As características deste inverno, no país, vão também influenciar diferentes segmentos da economia. A Nottus, empresa de inteligência de dados e consultoria meteorológica para negócios, analisou as principais tendências para a próxima estação e analisa que, tradicionalmente, são impactados diretamente nessa época do ano segmentos como o varejo, que depende da venda das coleções de inverno, alimentos e bebidas, e o setor elétrico, cujos reservatórios das hidrelétricas normalmente têm o seu nível reduzido devido à menor incidência de chuvas característica da estação.

"A expectativa é de que teremos o que se costuma chamar de um 'inverno fraco' para o varejo. Sabemos que a roupa de inverno, por exemplo, é mais cara, pesada, e precisa ser vendida nessa época, se não ocupa muito espaço do estoque, por exemplo. O setor é um dos que precisam estar preparados para os possíveis prejuízos desse inverno mais curto", avalia Desirée Brandt, meteorologista e diretora da Nottus.

Ela explica que, por conta dessa influência, a expectativa é de um inverno mais úmido no Centro-Sul do Brasil (incluindo os estados de São Paulo e Mato Grosso do Sul) e mais seco no centro-norte de Minas Gerais, interior da Bahia e no sul do Maranhão e do Piauí, regiões que estarão sob um risco maior de queimadas. Nas demais áreas, a expectativa é que o inverno transcorra dentro da normalidade.

"Há risco de ocorrência de alguns eventos de geada, mas com fraca intensidade e especialmente sobre as regiões turísticas, de serra e de fronteira”, complementa a especialista, alertando também sobre os impactos em potencial para o setor de turismo.

Nas áreas de vale e baixada, pode ocorrer a formação de nevoeiro ao amanhecer e episódios de inversão térmica nos grandes centros urbanos. A umidade relativa do ar pode atingir níveis críticos nas horas mais quentes do dia, especialmente na região central do Brasil, ficando abaixo de 30%, o que é considerado prejudicial à saúde, segundo a Organização Mundial de Saúde (OMS).
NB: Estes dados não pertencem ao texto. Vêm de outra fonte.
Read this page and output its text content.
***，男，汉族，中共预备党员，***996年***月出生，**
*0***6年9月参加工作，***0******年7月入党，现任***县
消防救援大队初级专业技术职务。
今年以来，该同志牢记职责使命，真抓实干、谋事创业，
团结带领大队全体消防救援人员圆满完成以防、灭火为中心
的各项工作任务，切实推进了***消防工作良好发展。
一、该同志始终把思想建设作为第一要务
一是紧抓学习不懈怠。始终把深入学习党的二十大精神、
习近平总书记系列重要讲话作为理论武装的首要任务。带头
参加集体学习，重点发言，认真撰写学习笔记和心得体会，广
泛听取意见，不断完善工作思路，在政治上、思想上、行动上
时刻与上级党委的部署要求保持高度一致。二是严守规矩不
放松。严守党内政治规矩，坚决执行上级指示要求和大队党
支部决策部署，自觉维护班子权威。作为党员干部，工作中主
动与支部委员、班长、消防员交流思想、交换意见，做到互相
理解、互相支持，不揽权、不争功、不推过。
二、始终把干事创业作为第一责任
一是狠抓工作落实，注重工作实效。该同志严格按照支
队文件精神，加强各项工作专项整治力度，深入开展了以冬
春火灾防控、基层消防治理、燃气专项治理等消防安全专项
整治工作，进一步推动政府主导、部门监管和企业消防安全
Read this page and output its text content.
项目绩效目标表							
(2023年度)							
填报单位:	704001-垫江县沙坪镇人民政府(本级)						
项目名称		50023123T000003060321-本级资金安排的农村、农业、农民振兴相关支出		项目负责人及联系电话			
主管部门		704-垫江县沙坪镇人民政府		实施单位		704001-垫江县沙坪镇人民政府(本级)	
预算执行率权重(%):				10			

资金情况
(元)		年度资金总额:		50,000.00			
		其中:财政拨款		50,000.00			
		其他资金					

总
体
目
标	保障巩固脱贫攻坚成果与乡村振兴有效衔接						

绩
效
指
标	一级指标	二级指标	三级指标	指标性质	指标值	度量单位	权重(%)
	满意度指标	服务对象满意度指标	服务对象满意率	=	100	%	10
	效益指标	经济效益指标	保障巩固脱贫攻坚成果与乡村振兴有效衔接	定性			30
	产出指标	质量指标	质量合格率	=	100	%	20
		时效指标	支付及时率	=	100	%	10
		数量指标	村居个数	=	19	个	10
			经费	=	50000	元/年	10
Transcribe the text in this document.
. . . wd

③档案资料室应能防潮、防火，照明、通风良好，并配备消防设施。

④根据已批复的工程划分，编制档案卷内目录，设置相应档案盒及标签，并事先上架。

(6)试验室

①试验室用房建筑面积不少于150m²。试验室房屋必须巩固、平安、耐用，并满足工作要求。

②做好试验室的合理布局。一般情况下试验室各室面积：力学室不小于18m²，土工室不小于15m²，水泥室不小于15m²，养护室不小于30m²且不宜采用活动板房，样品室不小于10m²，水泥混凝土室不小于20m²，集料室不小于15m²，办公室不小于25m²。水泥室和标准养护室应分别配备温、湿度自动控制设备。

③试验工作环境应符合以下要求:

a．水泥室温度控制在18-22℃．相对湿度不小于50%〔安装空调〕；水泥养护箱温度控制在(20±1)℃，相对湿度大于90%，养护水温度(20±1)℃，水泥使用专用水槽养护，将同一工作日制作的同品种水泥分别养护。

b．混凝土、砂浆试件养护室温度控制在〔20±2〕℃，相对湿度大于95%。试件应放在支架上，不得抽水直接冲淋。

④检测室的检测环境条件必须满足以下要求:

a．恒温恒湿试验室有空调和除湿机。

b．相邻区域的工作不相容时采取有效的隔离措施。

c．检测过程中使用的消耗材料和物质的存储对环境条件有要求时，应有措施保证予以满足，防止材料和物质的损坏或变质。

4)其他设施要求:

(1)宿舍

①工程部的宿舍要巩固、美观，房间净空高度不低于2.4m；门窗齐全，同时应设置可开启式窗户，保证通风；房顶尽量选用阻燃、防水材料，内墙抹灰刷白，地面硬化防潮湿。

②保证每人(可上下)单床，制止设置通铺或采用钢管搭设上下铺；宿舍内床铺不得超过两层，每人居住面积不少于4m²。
Pesquisadores acreditam que o evento que começa este ano tem 84% de chance de exceder a força moderada até o final de 2023, e também estimam que há uma chance em quatro de este evento ultrapassar os 2°C em seu pico, o que significa entrar no território de um "super El Niño".

Os impactos do início do El Niño provavelmente ficarão para trás por alguns meses, mas serão sentidos em todo o mundo. Além de provocar consequências como mais secas na Austrália e em partes da Ásia, com potencial enfraquecimento das monções na Índia, deixando estados do sul dos EUA mais úmidos no inverno, o El Niño normalmente fortalece as condições de seca na África.


Notícias Relacionadas »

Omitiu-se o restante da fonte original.